USW Local 7600 announced last week that their 7,400 health care members who work at Kaiser Permanente in Southern California granted the union to authorize a strike. The local, along with the Alliance of Health Care Unions (AHCU) have been bargaining with the health care giant since the spring.
“Health care workers are facing record levels of burnout after 20 months of the COVID pandemic,” said USW Local 7600 President Michael Barnett. “We urge Kaiser Permanente management to come to the table and bargain a fair contract that addresses chronic understaffing and safety issues rather than forcing workers into a labor dispute by insisting on dangerous cost-cutting measures.”
Among the top priorities for workers is ensuring a means to effectively fill open positions and maintain the safe-staffing levels necessary to protect patients and those who care for them. Instead, management is pushing proposals that will exacerbate already critical staffing shortages, including slashing wages for new hires and depressing wages for current workers who are trying to keep up with rising costs for food, housing and other essentials.
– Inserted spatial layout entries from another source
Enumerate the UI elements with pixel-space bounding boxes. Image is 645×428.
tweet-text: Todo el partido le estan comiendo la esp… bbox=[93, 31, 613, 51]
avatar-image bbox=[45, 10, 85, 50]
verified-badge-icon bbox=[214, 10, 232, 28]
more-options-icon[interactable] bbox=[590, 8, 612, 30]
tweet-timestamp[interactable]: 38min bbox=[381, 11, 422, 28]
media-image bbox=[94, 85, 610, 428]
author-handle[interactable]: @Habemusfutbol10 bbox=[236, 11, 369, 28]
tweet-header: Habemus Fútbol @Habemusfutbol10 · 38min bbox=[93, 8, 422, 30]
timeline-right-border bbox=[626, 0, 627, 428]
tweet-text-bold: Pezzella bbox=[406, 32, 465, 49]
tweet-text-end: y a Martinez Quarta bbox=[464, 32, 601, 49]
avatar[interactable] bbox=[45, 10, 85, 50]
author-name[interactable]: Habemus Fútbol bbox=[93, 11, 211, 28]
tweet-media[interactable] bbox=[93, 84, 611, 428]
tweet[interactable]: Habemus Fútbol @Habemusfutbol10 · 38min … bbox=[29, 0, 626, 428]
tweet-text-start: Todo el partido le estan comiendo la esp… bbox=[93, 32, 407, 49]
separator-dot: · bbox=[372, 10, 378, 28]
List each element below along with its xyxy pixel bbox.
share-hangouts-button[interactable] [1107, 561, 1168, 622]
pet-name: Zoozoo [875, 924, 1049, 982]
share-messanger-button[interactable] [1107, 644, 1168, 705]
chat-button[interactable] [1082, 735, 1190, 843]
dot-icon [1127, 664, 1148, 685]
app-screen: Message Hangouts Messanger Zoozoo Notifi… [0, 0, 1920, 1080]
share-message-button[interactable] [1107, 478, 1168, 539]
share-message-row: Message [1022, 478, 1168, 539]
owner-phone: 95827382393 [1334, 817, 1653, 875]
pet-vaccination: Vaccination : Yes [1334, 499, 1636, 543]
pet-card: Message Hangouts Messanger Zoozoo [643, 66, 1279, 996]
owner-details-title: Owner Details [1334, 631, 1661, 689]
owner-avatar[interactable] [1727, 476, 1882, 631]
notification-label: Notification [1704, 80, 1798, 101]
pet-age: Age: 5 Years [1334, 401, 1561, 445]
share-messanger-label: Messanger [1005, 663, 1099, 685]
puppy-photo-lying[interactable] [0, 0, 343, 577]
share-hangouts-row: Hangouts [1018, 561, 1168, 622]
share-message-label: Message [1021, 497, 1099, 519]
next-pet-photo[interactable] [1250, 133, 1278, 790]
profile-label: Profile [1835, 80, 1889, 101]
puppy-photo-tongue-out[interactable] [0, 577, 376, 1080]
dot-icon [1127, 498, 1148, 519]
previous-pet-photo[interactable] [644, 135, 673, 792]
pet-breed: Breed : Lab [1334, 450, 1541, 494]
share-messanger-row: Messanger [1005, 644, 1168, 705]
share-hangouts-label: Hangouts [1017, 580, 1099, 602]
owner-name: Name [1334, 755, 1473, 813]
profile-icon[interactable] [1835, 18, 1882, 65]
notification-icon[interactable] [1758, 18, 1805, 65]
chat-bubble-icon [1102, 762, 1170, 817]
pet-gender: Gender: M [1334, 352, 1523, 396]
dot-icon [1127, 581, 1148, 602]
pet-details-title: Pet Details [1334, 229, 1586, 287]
Local 7600 represents workers in a wide range of job classes from pharmacists to licensed vocational nurses, appointment clerks, housekeeping attendants, medical assistants, customer service representatives, pharmacy assistants, phlebotomists, pharmacy technicians, membership service representatives, dietary aides and more.
The group is part of a larger movement of workers across the nation using their collective power to improve their conditions. For example, 10,000 workers at John Deere staged the first walkout at the agricultural machinery giant in three decades, while IATSE production workers in Hollywood just secured a tentative agreement after voting to go on strike.